I was surprised to find Ashbury at the breakfast table when I finally made it down, completely dressed. He was sitting adjacent to Emmeline, Phil on her knee, with one arm in a sling. The both of them looked up when I entered, and for once their coldness matched.

"Good morning," I said as I sat down, taking the chair opposite Emmeline. "How's the injury, Lord Ashbury?"

"Better, thank you." He leaned forward to spoon up some soft-cooked egg. "And your nose? I daresay it needed the improvement."

"I am only glad it was not worse."

Emmeline looked back up, eyes flicking between us as though trying to figure out why we were suddenly acting so amiably towards one another. Phil, sucking his thumb, blinked at me with his round, mismatched eyes. Ashbury cleared his throat tentatively, setting down his silverware.

"That man, Blanchard," he said. "He is harvesting Essence? It is not just a rumour as the others tell me?"

"If those blades his men were carrying were any indication, then yes."

"What does he want with it?" For once his tone of voice was not condescending, only the slightest bit curious.

"God only knows."

Then there was a knock, and the footman poked his head in. "Lord Northampton, milords and lady."

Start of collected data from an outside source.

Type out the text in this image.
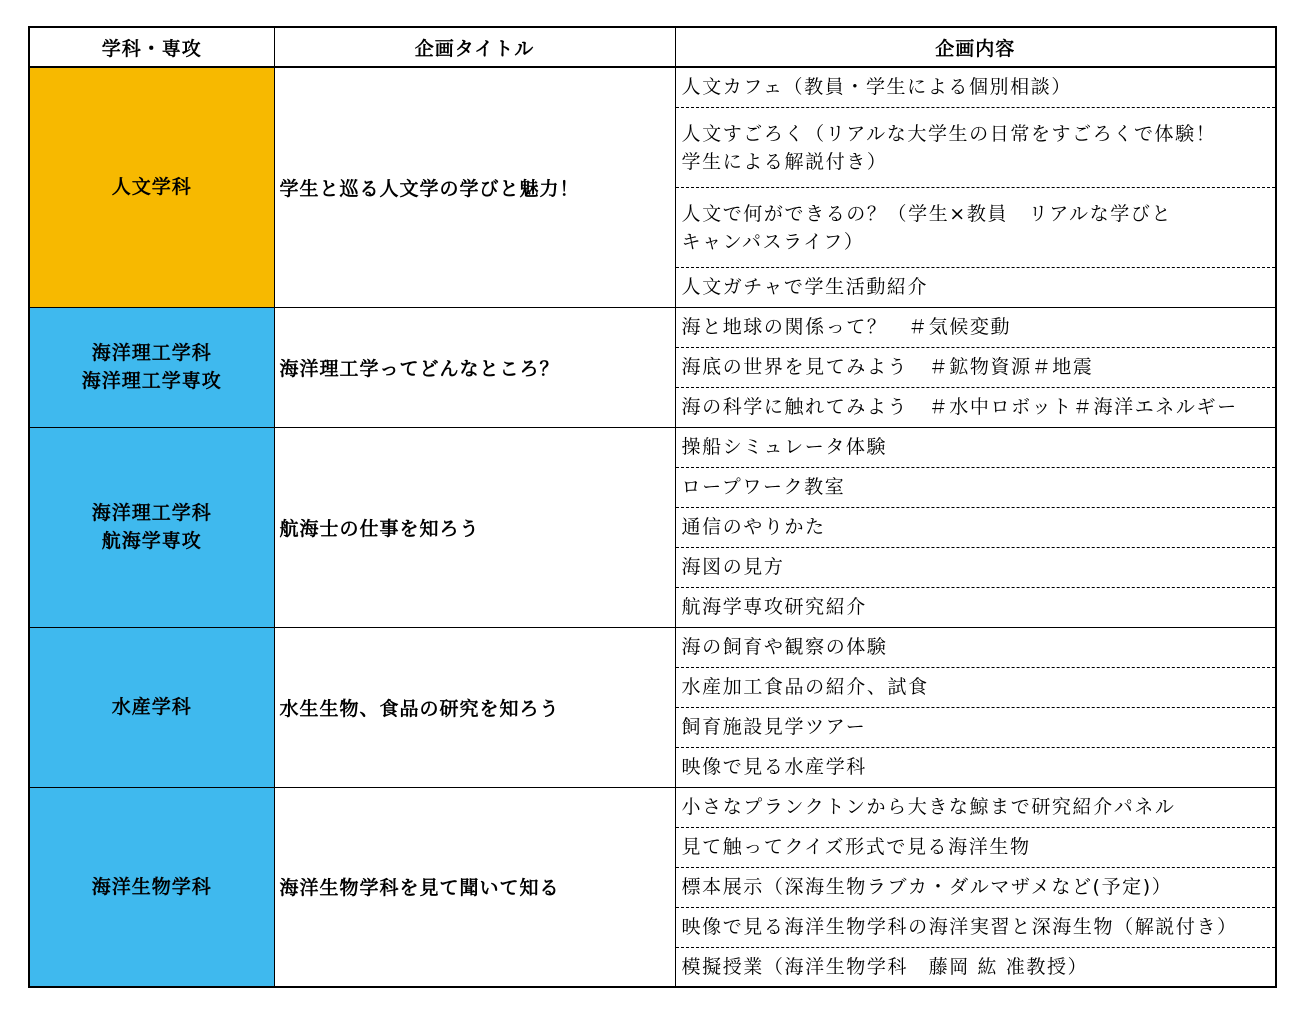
学科・専攻	企画タイトル	企画内容

人文学科	学生と巡る人文学の学びと魅力！	人文カフェ（教員・学生による個別相談）

		人文すごろく（リアルな大学生の日常をすごろくで体験！
学生による解説付き）

		人文で何ができるの？（学生×教員　リアルな学びと
キャンパスライフ）

		人文ガチャで学生活動紹介

海洋理工学科
海洋理工学専攻	海洋理工学ってどんなところ？	海と地球の関係って？　＃気候変動

		海底の世界を見てみよう　＃鉱物資源＃地震

		海の科学に触れてみよう　＃水中ロボット＃海洋エネルギー

海洋理工学科
航海学専攻	航海士の仕事を知ろう	操船シミュレータ体験

		ロープワーク教室

		通信のやりかた

		海図の見方

		航海学専攻研究紹介

水産学科	水生生物、食品の研究を知ろう	海の飼育や観察の体験

		水産加工食品の紹介、試食

		飼育施設見学ツアー

		映像で見る水産学科

海洋生物学科	海洋生物学科を見て聞いて知る	小さなプランクトンから大きな鯨まで研究紹介パネル

		見て触ってクイズ形式で見る海洋生物

		標本展示（深海生物ラブカ・ダルマザメなど(予定)）

		映像で見る海洋生物学科の海洋実習と深海生物（解説付き）

		模擬授業（海洋生物学科　藤岡 紘 准教授）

All three of us were on our feet in seconds as Lord Northampton, Ashbury's father, came in. He was tall and thin, with a sharp, beak-like nose and hard blue eyes. And even though he was getting on in years, he still stood straight, as if he had a board strapped to his back.

"Father," said Ashbury stiffly.

"Charles," Northampton replied stonily before turning to us. He gave a single nod to Emmeline and to me, maintaining eye contact the entire time. "Milady. Milord."

Emmeline returned a shallow curtsey, and with a murmured "Excuse me" slipped past the footman. I noticed Northampton's eyes follow her out, and then his eyes were back on me.

"Lord Dorchester, I understand you are the reason my son is alive."

"Yes, milord," I said, although I knew this show of friendship would not last long. "Although I must say he proved himself rather splendidly."

That got a surprised glance from Ashbury, but I pretended not to notice. Northampton bent just shallowly at the waist, as though he were looking for something he might have dropped on the ground.

"That is all a father wants to hear, Lord Dorchester. I am glad that the families of Ashbury and Haywood may finally put aside their differences in light of this event."

"Yes," I said, and I knew that had Ray been here, he would have agreed. That was the sensible thing to do anyway, now that it seemed we were facing a threat none of us could fight.

"Then may I rely on you, Lord Dorchester?" Northampton came forward and extended his hand. "Will we be able to work together and not against?"

I took it and grasped it tightly. We did not need any more enemies at the moment, and although Ashbury was and would most likely continue to be a thorn in my side, he was not the threat. The both of us being Elementals helped greatly.

"Certainly, Lord Northampton," I said. "I believe we may be able to find a way to do exactly that."

--

(Anyone spot the foreshadowing in Lord Northampton's words??)